EWB-Chef Michael Case berichtete, sie hätten lebende Elefanten angetroffen, die ausgezehrt ausgesehen hätten. Einige von ihnen lahmten und schienen nicht zu wissen, wo sie sich befanden. Dies könne auf eine neurologische Erkrankung zurückzuführen sein. „Wir haben einen Elefanten beobachtet, der im Kreis herumlief und es trotz der Hilfe anderer Tiere aus seiner Herde nicht schaffte, die Richtung zu wechseln“, sagte Case.

Laut May Hogan, Tierärztin und Elefanten-Expertin beim WWF Deutschland, gab es im südafrikanischen Krüger-Nationalpark in der Vergangenheit bereits Fälle von Elefantensterben, die auf ein Virus zurückzuführen waren, das eine Herzmuskel-Entzündung hervorruft. Auch neurologische Symptome seien als Folge möglich. Tierarzt Niall McCann, der für die britische Wohltätigkeitsorganisation National Park Rescue mit afrikanischen Nationalparks zusammenarbeitet, vermutet als Auslöser des Massensterbens eine Seuche, die das Gehirn angreift. Dies würde auch das merkwürdige Verhalten noch lebender Tiere erklären. „Eine so hohe Sterblichkeit, die nichts mit einer Dürre zu tun hat, ist sehr ungewöhnlich“, sagte er der BBC.

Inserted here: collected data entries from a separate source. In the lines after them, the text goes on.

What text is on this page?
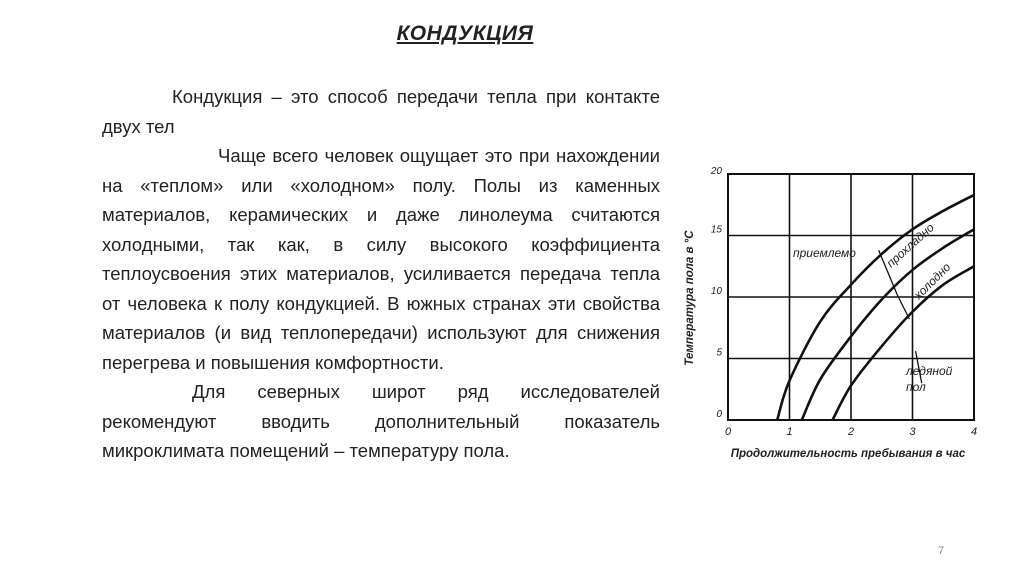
КОНДУКЦИЯ

Кондукция – это способ передачи тепла при контакте двух тел

Чаще всего человек ощущает это при нахождении на «теплом» или «холодном» полу. Полы из каменных материалов, керамических и даже линолеума считаются холодными, так как, в силу высокого коэффициента теплоусвоения этих материалов, усиливается передача тепла от человека к полу кондукцией. В южных странах эти свойства материалов (и вид теплопередачи) используют для снижения перегрева и повышения комфортности.

Для северных широт ряд исследователей рекомендуют вводить дополнительный показатель микроклимата помещений – температуру пола.

0	1	2	3	4
0
5
10
15
20
Температура пола в °С
Продолжительность пребывания в час
приемлемо прохладно
холодно
ледяной
пол
7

Das Fatale: Solange man nicht genau wisse, mit welcher Krankheit man es zu tun habe, solange sei es unmöglich zu sagen, ob eine Gefahr für Menschen bestehe. Denn auch das Coronavirus ist wahrscheinlich von Fledermäusen über Schuppentiere auf den Menschen übergesprungen. „Das Elefantensterben ist eine Katastrophe für den Artenschutz – aber die Gefahr ist nicht auszuschließen, dass es auch zu einer Gesundheitskrise wird“, so McCann. WWF-Expertin Hogan sieht aber eher eine potenzielle Gefahr für Menschen, die direkten Kontakt zu toten Elefanten haben. „Dennoch muss man immer im Hinterkopf haben, dass ein Erreger überspringen kann“, sagt Hogan.

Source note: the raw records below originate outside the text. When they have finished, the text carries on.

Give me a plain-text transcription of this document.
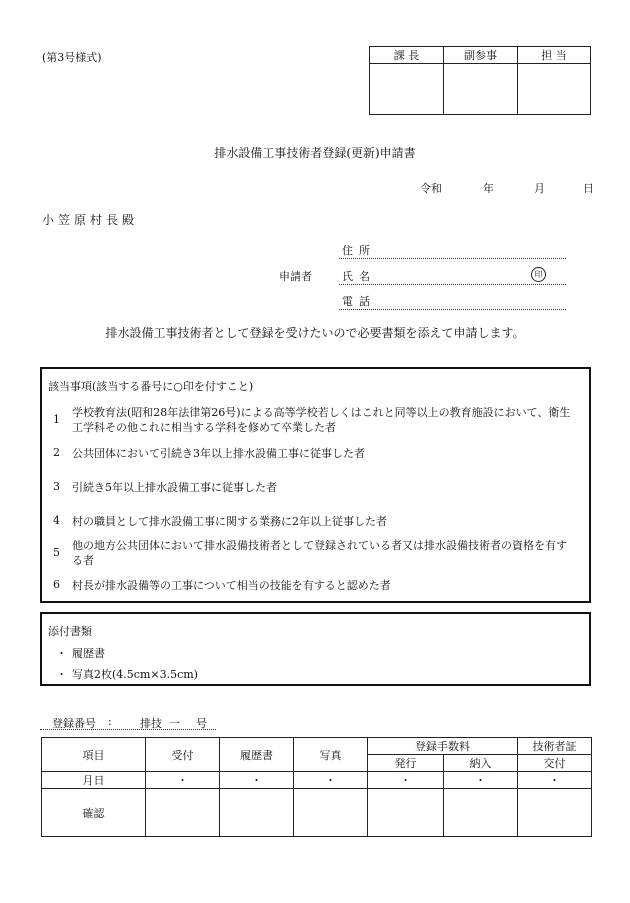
(第3号様式)	課 長	副参事	担 当

排水設備工事技術者登録(更新)申請書
令和	年	月	日
小笠原村長殿
住所
申請者	氏名	印
電話
排水設備工事技術者として登録を受けたいので必要書類を添えて申請します。
該当事項(該当する番号に○印を付すこと)
1
学校教育法(昭和28年法律第26号)による高等学校若しくはこれと同等以上の教育施設において、衛生工学科その他これに相当する学科を修めて卒業した者
2 公共団体において引続き3年以上排水設備工事に従事した者
3 引続き5年以上排水設備工事に従事した者
4 村の職員として排水設備工事に関する業務に2年以上従事した者
5
他の地方公共団体において排水設備技術者として登録されている者又は排水設備技術者の資格を有する者
6 村長が排水設備等の工事について相当の技能を有すると認めた者
添付書類
・ 履歴書
・ 写真2枚(4.5cm×3.5cm)
登録番号 :	排技 一 号
項目	受付	履歴書	写真	登録手数料		技術者証
				発行	納入	交付
月日	・	・	・	・	・	・
確認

In Botswana leben rund 30 Prozent der afrikanischen Elefanten, zehn Prozent davon sind der Region im Okavango-Delta zuzurechnen. Laut Tierschützern könnte das Massensterben, wenn es weitergehe und die Ursache nicht gefunden werde, einen Einfluss auf die weltweite Elefanten-Population haben. „Gerade wenn solche Phänomene gehäuft an mehreren Orten auftreten“, sagt Hogan.

Der britische „Guardian“ kritisierte, dass die Regierung von Botswana nur sehr langsam reagiert habe. So seien beispielsweise private Hilfsangebote nicht in Anspruch genommen worden. Zudem werde wohl auch wegen der Pandemie einige Zeit vergehen, bis die Ergebnisse der Gewebeproben vorliegen. Zeit, die möglicherweise viele weitere Elefanten das Leben kostet.